Когда я увидел тебя, я понял, что только ты – моя большая и светлая любовь, только ты самая неповторимая и загадочная, только ты сможешь мне дать то, о чем я так долго мечтал.
Когда я приехал ты светилась от счастья. Ты полюбила меня сразу, и я утонул в тебе.
Я помню наш первый закат. Он был тёплым, как летняя ночь. Ты обнимала меня, а я смотрел тебе в глаза и не мог поверить, что я здесь, сейчас, с тобой.
Я помню наш первый рассвет. Ты разбудила меня шумом океана и долго целовала летним прохладным ветерком.
– Просыпайся, Соня – ласково сказала ты. – Я столько ещё должна тебе рассказать и показать…
– Мне больше ничего не надо. Главное, что ты со мной!
Я растворялся в тебе. Ты мне казалась такой слабой, мне постоянно хотелось покорять тебя. С каждым днем мы прирастали друг к другу.
Мы проводили вместе все дни и ночи. Я знал все твои тайны. Я познал всю тебя. Тебе не нравилось это:
– Я боюсь, что когда ты прочтешь меня всю, ты уйдешь.

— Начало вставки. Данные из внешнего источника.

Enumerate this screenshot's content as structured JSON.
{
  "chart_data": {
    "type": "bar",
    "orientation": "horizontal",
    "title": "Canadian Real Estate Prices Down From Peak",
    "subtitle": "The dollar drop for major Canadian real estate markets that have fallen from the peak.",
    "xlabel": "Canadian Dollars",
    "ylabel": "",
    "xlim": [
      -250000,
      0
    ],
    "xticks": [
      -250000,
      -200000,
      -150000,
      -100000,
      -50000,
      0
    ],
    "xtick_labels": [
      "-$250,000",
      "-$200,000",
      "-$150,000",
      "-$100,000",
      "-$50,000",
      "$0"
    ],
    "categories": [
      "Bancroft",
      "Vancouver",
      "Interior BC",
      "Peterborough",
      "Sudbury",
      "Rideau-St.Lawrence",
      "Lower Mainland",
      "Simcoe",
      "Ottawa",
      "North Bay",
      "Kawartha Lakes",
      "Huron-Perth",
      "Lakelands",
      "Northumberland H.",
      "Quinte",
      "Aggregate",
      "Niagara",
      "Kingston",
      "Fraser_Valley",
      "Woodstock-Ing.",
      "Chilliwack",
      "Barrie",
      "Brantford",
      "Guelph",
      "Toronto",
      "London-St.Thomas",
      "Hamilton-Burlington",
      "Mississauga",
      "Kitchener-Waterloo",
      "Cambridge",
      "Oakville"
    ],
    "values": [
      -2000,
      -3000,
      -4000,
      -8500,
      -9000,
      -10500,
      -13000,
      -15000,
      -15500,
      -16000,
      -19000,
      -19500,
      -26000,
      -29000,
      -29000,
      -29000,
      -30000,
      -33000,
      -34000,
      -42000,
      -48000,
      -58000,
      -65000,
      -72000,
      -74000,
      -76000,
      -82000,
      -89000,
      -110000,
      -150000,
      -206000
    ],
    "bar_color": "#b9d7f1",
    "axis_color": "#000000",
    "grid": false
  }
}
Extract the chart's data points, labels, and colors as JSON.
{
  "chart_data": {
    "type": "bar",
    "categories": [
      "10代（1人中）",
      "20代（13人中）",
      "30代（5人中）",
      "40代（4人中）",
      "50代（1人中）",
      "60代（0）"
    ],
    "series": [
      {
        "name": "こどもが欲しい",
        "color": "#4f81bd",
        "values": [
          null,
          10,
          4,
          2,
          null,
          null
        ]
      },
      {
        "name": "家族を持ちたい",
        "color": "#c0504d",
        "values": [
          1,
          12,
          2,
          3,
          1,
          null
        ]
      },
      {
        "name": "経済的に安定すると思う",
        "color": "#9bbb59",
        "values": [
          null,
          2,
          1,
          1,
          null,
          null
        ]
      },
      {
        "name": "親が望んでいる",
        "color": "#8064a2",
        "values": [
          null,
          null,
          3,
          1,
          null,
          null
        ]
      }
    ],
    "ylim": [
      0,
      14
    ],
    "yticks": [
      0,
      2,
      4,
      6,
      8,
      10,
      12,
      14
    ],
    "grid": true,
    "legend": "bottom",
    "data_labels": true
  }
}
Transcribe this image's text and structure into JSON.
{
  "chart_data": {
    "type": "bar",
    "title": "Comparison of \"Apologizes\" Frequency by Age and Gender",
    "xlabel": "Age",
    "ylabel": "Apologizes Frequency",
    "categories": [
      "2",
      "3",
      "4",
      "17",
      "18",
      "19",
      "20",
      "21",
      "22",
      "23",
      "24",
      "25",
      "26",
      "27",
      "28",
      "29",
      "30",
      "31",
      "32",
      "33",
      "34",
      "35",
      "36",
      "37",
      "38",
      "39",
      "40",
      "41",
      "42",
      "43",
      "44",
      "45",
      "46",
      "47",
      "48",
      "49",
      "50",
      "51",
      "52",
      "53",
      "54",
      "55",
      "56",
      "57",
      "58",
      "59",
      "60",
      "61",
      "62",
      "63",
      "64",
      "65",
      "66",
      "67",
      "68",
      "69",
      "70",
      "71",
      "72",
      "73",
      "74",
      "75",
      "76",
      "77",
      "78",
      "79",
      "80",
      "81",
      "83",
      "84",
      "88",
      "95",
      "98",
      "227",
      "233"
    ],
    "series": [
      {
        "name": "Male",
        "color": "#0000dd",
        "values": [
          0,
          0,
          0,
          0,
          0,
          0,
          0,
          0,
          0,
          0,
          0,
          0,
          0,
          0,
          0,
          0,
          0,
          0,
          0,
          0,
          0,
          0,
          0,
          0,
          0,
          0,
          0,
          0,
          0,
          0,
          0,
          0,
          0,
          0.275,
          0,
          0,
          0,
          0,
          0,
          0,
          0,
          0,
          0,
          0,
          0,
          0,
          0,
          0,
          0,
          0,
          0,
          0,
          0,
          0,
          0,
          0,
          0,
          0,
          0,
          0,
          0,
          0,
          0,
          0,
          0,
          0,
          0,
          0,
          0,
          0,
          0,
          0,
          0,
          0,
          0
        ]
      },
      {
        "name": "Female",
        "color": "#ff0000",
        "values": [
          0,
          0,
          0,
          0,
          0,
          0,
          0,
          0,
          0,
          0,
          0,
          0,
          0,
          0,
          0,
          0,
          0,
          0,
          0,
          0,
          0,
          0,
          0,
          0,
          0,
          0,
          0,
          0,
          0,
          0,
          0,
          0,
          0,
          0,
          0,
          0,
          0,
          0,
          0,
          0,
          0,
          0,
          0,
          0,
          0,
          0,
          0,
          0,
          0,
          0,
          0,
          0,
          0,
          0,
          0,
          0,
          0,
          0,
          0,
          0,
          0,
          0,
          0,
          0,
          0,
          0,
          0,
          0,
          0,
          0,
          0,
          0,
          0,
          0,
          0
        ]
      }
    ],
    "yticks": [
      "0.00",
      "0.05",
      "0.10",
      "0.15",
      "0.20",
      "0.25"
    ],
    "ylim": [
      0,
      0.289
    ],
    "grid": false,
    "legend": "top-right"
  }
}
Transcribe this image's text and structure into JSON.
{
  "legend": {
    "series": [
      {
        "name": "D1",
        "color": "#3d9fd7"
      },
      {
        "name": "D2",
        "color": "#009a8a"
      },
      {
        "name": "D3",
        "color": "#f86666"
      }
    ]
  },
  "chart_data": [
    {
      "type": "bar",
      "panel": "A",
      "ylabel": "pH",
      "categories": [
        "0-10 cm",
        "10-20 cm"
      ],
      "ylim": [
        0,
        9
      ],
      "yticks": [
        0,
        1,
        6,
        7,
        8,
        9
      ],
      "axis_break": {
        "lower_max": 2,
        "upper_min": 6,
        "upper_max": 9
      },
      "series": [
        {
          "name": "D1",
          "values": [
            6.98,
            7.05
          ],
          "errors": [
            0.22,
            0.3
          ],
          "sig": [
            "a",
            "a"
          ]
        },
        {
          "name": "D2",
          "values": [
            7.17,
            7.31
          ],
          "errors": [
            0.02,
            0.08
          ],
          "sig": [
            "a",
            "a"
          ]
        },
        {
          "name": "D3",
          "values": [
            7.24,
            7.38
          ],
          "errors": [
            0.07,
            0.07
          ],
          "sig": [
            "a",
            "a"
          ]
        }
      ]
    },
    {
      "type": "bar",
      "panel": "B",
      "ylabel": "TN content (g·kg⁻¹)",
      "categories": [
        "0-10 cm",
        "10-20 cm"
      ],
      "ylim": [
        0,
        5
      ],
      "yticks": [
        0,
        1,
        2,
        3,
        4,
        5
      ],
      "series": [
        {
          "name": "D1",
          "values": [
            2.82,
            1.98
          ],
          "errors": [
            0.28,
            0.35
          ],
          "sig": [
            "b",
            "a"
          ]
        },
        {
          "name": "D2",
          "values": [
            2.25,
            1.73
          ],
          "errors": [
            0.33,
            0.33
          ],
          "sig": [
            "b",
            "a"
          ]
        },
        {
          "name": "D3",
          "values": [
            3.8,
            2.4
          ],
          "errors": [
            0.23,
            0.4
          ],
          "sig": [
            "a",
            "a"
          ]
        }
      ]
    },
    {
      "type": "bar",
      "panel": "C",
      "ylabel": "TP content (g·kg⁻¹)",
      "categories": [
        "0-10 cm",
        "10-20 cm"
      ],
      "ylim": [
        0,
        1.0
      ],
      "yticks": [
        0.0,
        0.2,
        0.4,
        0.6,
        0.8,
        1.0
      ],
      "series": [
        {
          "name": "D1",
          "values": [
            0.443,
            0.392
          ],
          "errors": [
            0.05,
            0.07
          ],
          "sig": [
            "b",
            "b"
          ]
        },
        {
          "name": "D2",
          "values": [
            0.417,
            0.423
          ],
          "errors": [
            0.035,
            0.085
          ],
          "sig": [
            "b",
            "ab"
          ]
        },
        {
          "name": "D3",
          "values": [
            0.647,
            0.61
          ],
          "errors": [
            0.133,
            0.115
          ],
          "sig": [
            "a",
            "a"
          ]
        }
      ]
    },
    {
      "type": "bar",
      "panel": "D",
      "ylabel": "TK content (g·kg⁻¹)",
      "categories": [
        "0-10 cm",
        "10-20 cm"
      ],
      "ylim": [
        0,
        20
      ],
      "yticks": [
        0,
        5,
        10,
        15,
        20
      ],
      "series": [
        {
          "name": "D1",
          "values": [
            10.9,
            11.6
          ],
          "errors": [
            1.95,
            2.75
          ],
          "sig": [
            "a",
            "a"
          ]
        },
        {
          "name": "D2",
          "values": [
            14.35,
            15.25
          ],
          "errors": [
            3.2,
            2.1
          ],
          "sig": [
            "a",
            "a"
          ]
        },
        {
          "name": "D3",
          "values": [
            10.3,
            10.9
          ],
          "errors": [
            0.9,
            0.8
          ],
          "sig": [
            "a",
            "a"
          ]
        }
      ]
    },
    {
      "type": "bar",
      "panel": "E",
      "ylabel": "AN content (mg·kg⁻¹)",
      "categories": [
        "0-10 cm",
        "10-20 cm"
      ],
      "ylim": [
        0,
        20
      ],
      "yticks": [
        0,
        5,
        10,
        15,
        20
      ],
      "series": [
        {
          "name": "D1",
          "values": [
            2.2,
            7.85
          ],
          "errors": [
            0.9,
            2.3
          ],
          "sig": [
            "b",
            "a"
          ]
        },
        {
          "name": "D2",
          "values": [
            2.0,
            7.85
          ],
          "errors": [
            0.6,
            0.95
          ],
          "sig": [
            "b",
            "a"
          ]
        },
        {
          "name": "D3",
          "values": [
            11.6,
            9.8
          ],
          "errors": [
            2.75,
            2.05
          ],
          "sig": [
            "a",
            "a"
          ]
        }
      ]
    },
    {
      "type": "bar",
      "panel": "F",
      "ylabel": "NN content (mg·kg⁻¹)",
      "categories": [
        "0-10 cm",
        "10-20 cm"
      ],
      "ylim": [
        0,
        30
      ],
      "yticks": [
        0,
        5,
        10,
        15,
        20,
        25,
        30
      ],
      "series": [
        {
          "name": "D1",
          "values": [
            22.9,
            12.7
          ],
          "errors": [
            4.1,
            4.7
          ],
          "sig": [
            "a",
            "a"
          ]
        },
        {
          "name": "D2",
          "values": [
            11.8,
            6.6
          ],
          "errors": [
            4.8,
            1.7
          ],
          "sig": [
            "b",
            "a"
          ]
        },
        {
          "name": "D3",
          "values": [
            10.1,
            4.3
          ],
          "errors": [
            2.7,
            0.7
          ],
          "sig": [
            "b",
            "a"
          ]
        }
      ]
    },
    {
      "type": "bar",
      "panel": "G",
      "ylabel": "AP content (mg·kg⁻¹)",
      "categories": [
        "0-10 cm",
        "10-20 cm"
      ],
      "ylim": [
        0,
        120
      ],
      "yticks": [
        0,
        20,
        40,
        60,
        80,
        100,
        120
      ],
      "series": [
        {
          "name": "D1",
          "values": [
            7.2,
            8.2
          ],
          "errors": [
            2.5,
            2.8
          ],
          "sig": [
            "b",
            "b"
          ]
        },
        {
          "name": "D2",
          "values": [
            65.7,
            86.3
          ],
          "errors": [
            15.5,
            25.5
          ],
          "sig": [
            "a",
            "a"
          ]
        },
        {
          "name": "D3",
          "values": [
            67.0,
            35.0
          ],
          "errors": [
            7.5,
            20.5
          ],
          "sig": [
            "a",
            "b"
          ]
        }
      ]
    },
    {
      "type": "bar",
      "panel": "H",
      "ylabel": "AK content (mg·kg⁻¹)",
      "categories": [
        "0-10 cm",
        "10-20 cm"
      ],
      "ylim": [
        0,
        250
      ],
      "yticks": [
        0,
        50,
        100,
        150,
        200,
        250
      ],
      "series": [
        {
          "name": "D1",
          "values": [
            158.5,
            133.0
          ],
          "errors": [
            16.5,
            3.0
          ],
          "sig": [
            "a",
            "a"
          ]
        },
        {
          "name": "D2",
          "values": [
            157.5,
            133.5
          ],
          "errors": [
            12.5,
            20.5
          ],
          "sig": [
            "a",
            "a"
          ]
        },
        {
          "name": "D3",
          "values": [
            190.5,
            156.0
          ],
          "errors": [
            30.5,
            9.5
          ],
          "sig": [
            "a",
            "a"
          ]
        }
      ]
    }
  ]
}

Но я не мог насладиться, и на твои обиды не обращал никакого внимания.
– Я хочу быть твоей открытой книгой, – шептала ты,– я хочу, чтоб ты постоянно открывал для себя что-то новое, чтоб я всегда была для тебя ЗАГАДКОЙ.
– Ты – моя ЗАГАДКА! – шептал и я тонул в тебе.
Я был с тобой больше года. В моих глазах появилась грусть и ты почувствовала это.
– Ты вспоминаешь её? – однажды спросила ты.
– Я вспоминаю её каждый день, – грустно ответил я.
– И ты любишь её? – в твоей душе были слезы.
Я не знал, что тебе ответить. Я не хотел тебе лгать, но и правду не решался открыть. Ты верила мне, и я боялся обмануть твои надежды.
Ты перестала задавать мне вопросы о ней, в надежде, что я смогу её забыть.
Ты окружила меня вниманием и заботой, лаской и терпением, а я всё равно каждую ночь во сне видел не тебя, а её.
Я пытался вырвать её из моего сердца, но не мог.
Когда я уезжал, ты умоляла:
– Не уезжай! Не уезжай! Не уезжай!
Вместе с тобой плакало и моё сердце. Я обманул и тебя и себя. Потому что сердце моё было с ней. И ты в этом совсем не виновата. Просто я так устроен, и ты должна это понять.
Я всегда буду любить тебя, моя милая АФРИКА, но сердце моё принадлежит другой. И имя её – РОССИЯ.
После рассказа сразу захотелось допросить подругу:
– И что, правда, ты бы не смогла жить в Африке?
– Думаю, что смогла бы. На самом деле самое главное не где жить, а с кем.
– Не знаю. Вернее, да, я слышала эту фразу, но вот лично для меня было бы тяжело жить не там, где я выросла. Да и зачем?
– А представь себе, что ты полюбила иностранца и он никак не может остаться в Москве.
– Это ещё почему? Мне кажется, сейчас нет нерешаемых проблем, и мы бы нашли компромисс.
– А если ему климат не подходит или ещё что-то. Просто представь и всё. Смогла бы с ним улететь в Африку?
Я, почему-то сразу представила Эдварда. Как он стоит передо мной и говорит: «Ира, мы должны улететь в ЮАР. Мне не подходит климат – я постоянно простужаюсь. Поедем со мной».
И улыбнулась.
– Чего ты лыбишься?
– Ах, люди везде живут. Может быть и поехала!
– Вот, видишь! Так как рассказ?
– Отлично. Мне вообще нравится как ты используешь аллегорию.
– Да, мне самой нравится. – Застеснялась Таша, – а теперь скажи мне что у нас по меню? Выбрала?
– Да, в Бахетле я куплю три салата и украшу их очень необычно. На горячее приготовлю мясной рулет с грибами и ещё на закуску гренки с помидорами и фаршированные яйца. Думаю, хватит.
– Вполне. А что с работой? Выйдешь завтра?
– Да. До обеда поработаю. Ты сегодня идёшь к Кириллу?
– Иду. Сегодня я ему устрою. Будь уверена!
А вот кто кому и что устроил это ещё не известно.
Таша пришла вся взволнованная и молча протянула мне флешку.
Запись начиналась с того, как она вошла в квартиру.
Он с особой нежностью помог ей раздеть пальто и пригласил в комнату.